Actually Prof Tom Welton’s ionic liquid review has a higher citation number than the force-field paper. However, he was no longer on the chemistry departmental staff list at the time when I crawled it.

Prof vs Doc

I would expect there is some correlation between the year of publication and the number of citations (the highest cited force-field paper removed):

df <- list2df(main, c('title', 'year', 'num_citations', 'from'))
ggplot(df, aes(year, num_citations)) + geom_point() + theme(axis.text.x = element_text(angle = 90, hjust = 1)) + ylim(0, 2500)

plot of chunk unnamed-chunk-11

Nope, doesn’t seem like it. But maybe professors have in a general a higher citation rate than docs?

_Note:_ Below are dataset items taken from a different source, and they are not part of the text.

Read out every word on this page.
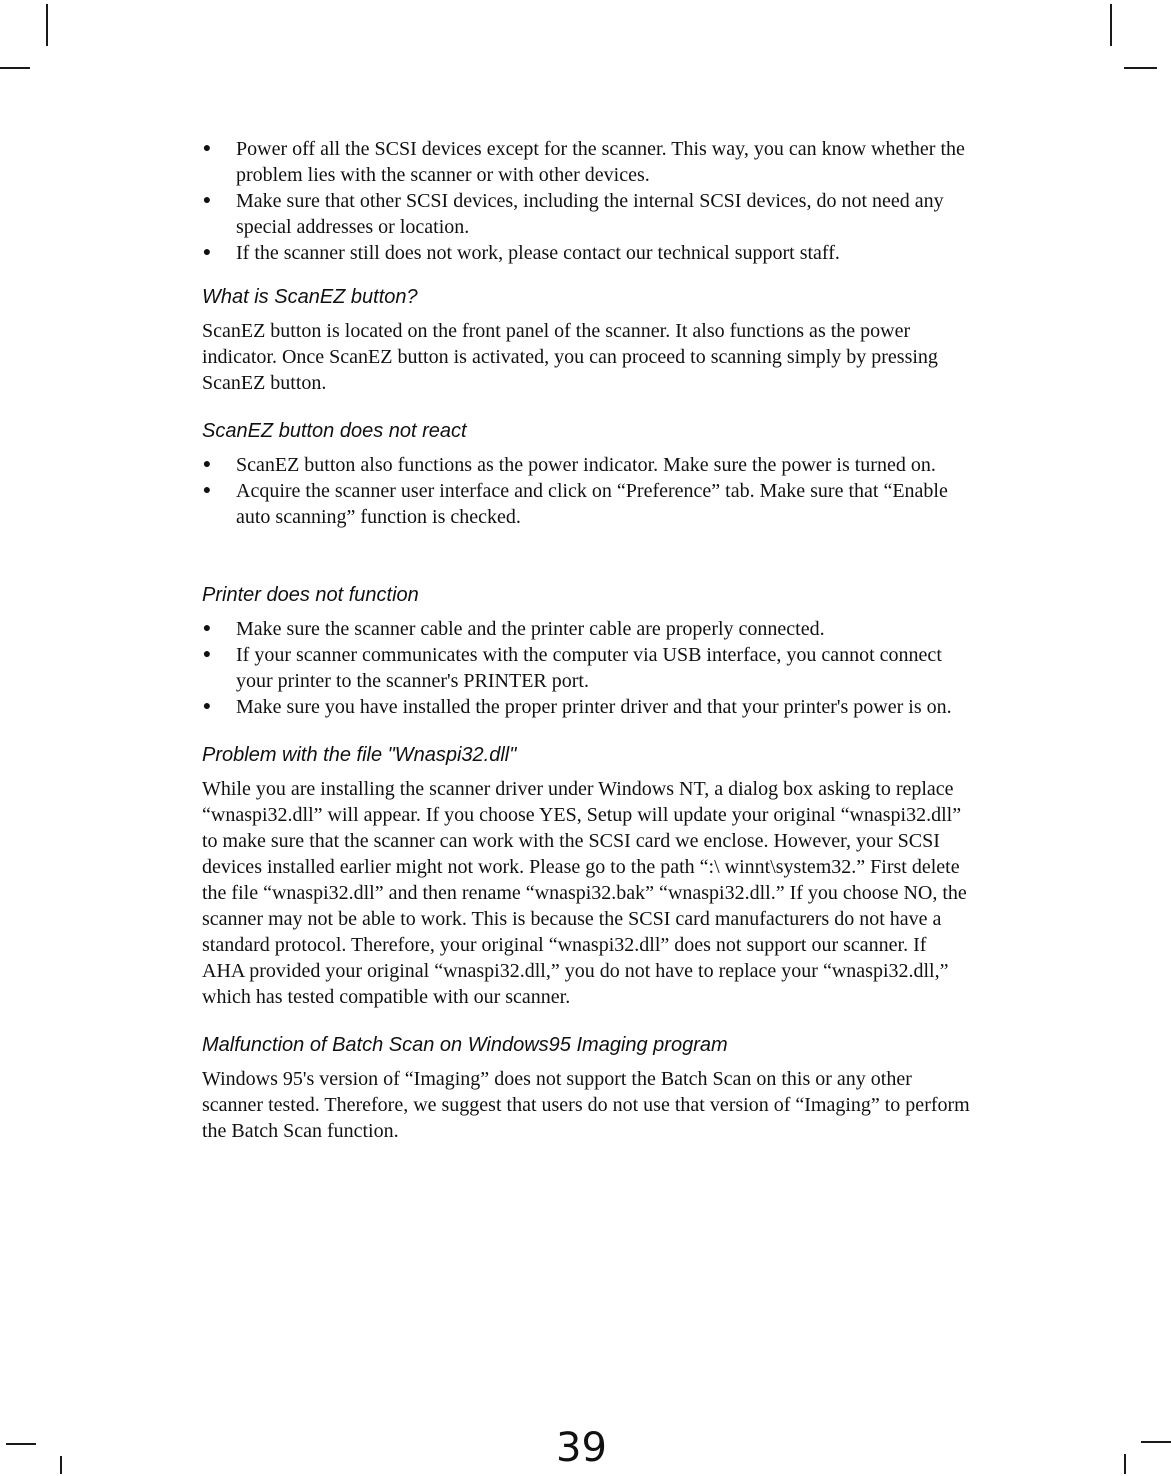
● Power off all the SCSI devices except for the scanner. This way, you can know whether the problem lies with the scanner or with other devices.
● Make sure that other SCSI devices, including the internal SCSI devices, do not need any special addresses or location.
● If the scanner still does not work, please contact our technical support staff.
What is ScanEZ button?

ScanEZ button is located on the front panel of the scanner. It also functions as the power indicator. Once ScanEZ button is activated, you can proceed to scanning simply by pressing ScanEZ button.

ScanEZ button does not react
● ScanEZ button also functions as the power indicator. Make sure the power is turned on.
● Acquire the scanner user interface and click on “Preference” tab. Make sure that “Enable auto scanning” function is checked.
Printer does not function
● Make sure the scanner cable and the printer cable are properly connected.
● If your scanner communicates with the computer via USB interface, you cannot connect your printer to the scanner's PRINTER port.
● Make sure you have installed the proper printer driver and that your printer's power is on.
Problem with the file "Wnaspi32.dll"

While you are installing the scanner driver under Windows NT, a dialog box asking to replace “wnaspi32.dll” will appear. If you choose YES, Setup will update your original “wnaspi32.dll” to make sure that the scanner can work with the SCSI card we enclose. However, your SCSI devices installed earlier might not work. Please go to the path “:\ winnt\system32.” First delete the file “wnaspi32.dll” and then rename “wnaspi32.bak” “wnaspi32.dll.” If you choose NO, the scanner may not be able to work. This is because the SCSI card manufacturers do not have a standard protocol. Therefore, your original “wnaspi32.dll” does not support our scanner. If AHA provided your original “wnaspi32.dll,” you do not have to replace your “wnaspi32.dll,” which has tested compatible with our scanner.

Malfunction of Batch Scan on Windows95 Imaging program

Windows 95's version of “Imaging” does not support the Batch Scan on this or any other scanner tested. Therefore, we suggest that users do not use that version of “Imaging” to perform the Batch Scan function.

39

df$isProf <- str_detect(toupper(df$from), "PROFESSOR")
ggplot(data = df, mapping = aes(x = num_citations)) + facet_grid(isProf~., scale = 'free') + geom_histogram(data = subset(df, isProf == F), binwidth = 1, fill = "red", alpha = 0.5) + geom_histogram(data = subset(df, isProf == T), binwidth = 1 , fill = "blue", alpha = 0.5) + xlim(0, 250) + ylim(0, 300)

plot of chunk unnamed-chunk-12

A clear indication of difference would be a shift of the bottom (professor num_citations) distribution to the right w.r.t the top distribution, which is not seen. However, there is a more visible tail for the bottom distribution than the top. This indicates professors tend to have more higher cited papers.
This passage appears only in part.